Mr. Groff is appealing and asking the Supreme Court to consider: (1) Whether the court should require more for employers to demonstrate “undue burden” in order to refuse providing workers with Title VII religious accommodations; and (2) Whether an employer may show “undue hardship” on the conduct of the employer’s business” by showing that the requested accommodation burdens an employee’s co-workers, rather than the business itself. (Notably, this phrase “undue hardship” is also used in Americans with Disabilities Act (ADA) cases. Even though the phrase is interpreted differently in the ADA context, there too, employees are far too often denied the disability related accommodations they need).

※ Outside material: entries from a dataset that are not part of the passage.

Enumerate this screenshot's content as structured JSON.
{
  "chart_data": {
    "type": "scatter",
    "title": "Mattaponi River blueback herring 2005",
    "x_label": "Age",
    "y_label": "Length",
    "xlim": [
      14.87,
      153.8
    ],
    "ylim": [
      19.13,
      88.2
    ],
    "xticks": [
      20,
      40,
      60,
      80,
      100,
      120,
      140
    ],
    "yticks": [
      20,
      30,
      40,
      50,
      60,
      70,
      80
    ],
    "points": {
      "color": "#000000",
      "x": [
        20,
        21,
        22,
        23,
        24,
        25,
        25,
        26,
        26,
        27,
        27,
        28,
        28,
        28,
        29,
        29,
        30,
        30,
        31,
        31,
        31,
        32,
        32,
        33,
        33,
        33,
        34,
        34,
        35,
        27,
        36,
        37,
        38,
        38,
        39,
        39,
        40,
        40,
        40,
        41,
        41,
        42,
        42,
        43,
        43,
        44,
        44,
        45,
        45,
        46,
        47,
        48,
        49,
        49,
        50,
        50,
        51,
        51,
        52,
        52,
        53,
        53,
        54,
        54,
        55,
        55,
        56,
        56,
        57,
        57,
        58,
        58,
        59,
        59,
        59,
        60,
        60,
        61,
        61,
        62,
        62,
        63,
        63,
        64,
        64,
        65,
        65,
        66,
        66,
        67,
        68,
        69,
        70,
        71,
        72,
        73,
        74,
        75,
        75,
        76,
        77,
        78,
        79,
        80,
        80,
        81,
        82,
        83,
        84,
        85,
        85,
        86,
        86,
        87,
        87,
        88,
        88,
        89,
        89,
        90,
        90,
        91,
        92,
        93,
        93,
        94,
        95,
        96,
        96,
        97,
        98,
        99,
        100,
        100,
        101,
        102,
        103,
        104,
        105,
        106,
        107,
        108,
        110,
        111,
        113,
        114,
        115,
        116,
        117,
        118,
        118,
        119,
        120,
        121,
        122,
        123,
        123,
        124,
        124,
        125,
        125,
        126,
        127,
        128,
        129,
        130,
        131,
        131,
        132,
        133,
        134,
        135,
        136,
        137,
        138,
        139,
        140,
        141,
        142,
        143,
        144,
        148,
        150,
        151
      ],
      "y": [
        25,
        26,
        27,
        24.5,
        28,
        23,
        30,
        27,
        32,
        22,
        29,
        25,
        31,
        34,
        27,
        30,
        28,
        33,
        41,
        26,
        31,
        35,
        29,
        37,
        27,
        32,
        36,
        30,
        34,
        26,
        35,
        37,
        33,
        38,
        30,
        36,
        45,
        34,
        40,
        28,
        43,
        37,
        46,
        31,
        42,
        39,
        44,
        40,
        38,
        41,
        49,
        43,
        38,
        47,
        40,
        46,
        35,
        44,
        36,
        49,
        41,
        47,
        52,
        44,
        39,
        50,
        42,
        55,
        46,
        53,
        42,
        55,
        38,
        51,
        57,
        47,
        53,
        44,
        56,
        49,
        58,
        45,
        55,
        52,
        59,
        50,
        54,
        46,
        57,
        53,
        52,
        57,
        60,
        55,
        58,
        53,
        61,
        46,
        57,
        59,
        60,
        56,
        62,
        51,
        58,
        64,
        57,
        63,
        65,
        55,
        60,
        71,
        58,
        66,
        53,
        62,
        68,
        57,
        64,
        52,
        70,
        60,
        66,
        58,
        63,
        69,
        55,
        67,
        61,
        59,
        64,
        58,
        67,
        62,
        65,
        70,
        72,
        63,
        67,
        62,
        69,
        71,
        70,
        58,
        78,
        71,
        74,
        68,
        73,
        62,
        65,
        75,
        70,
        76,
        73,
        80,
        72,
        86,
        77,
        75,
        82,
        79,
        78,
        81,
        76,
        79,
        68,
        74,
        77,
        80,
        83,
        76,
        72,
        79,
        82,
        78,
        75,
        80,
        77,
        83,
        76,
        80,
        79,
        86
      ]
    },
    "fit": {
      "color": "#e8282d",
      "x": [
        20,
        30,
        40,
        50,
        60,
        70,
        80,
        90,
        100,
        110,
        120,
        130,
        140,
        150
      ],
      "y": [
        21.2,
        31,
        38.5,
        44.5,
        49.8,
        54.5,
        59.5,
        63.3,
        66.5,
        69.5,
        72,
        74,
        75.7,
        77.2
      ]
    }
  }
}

In this case, as with all cases of workers’ requests for religious accommodations, it is important both to protect the civil rights of those seeking accommodations, and the rights of others. The others include co-workers and third parties such as patients or customers. Additionally, it is important to ensure that religious accommodations are not an invitation to allow religious intolerance or harassment of other employees For instance, if an employee in a pharmacy seeks religious accommodations to avoid dispensing birth control or other medication based on religion, the employer must ensure that customers seeking such medication are not turned away and can obtain the medication they need promptly and seamlessly. If a patient requires gender-affirming health care, it is crucial that the patient receive such care regardless of health care workers’ own religious beliefs. In short, it is critical that employers do not allow (for example) LGBTQI+ employees or those who need reproductive health care, including abortion care, to be denied care, harassed, or otherwise discriminated against in the name of accommodating other workers’ religious beliefs as further highlighted in the amicus brief filed by Americans United for the Separation of Church and State and Lambda Legal Defense Fund Inc. Thus, to be clear, employers are not required to tolerate or “accommodate” employees’ religious harassment of other employees or have its business turn away customers in the name of providing religious accommodations.
NWLC urges the Supreme Court to: (1) modify the existing standard so that employers cannot so easily deny workers’ religious accommodation, and (2) ensure that any analysis of “undue hardship” includes the harms faced by co-workers and other third parties. Thus, NWLC is in solidarity with Mr. Groff, and supports the need to reevaluate the current standards so that employees, including those of minority faiths, have a fair chance of obtaining religious accommodations in the workplace. Additionally, NWLC is in solidarity with other employees, and customers or patients, who may be harmed by these kinds of accommodations and thus urges the Court to take the full picture into account when creating the appropriate standards for workplace religious accommodations.